You will, however, have to make your account within 3 months from your date of retirement. The current annual interest rate under the SCSS is 8.7% paid out each quarter. You can consult a Cube Wealth Coach or download the Cube Wealth App.
This scheme is another great way to save tax under Section 80C. A Post Office Term Deposit is similar to a Bank Fixed Deposit and is available for 2, 3 & 5-year duration options. However only the 5 Year POTD is eligible for tax deduction under Section 80C. The deposit offers 7.8% interest compounded quarterly and is paid out annually.
A simple 5-Year Bank Fixed Deposit is also great for tax deduction under Section 80C. The interest paid out on this will depend on the bank you choose and the payout can be customised as per your preference. The interest earned on this will be deductible.
If you take a home loan and are paying a regular EMI for it the Income Tax Act allows you to get deductions under Section 80C. These deductions are applicable to the repayment of the loan principal amount. To save income tax on the interest you can avail befits under Section 24 and section 80EE of the Income Tax Act.
Besides these, there are schemes like the Sukanya Samriddhi Account etcetera that are applicable to certain specific scenarios. We've covered the ways most regular individuals can save tax under Section 80C. If you want more assistance on this you can speak to a Cube Wealth Coach for free by downloading the Cube Wealth App.
Ans. An individual taxpaying citizen of India or a HUF (Hindu Undivided Family).

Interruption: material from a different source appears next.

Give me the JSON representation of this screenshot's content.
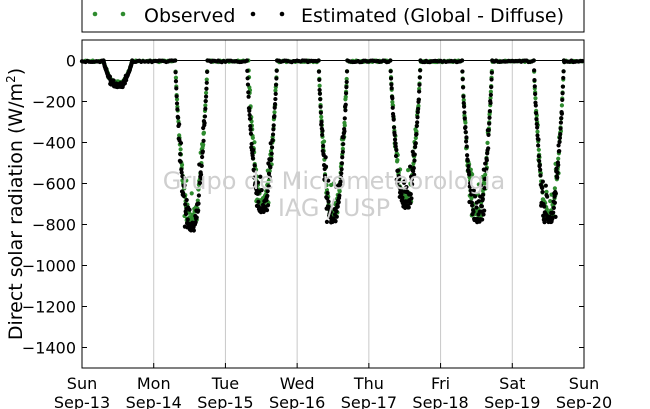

Ans. Yes, PF is a part of 80C. However, you can't claim deductions under 80C for your employer's contribution.
Ans. Yes, a Fixed Deposit of 5 years is covered under Section 80C.
Ans. Contact wealth@bankoncube.com for free advice on how to invest before tax saving and wealth creation.
Ans. You can reduce up to Rs. 1,50,000 of your income by making investments under Section 80C of the income tax act. This includes all the methods mentioned in this story.
Saving tax under Section 80C not only reduces your tax liability but also encourages disciplined long-term savings. While these investments offer tax benefits, it's essential to ensure that they align with your broader financial plan and goals. Careful planning and informed decision-making can help you save on taxes while working towards a more secure financial future.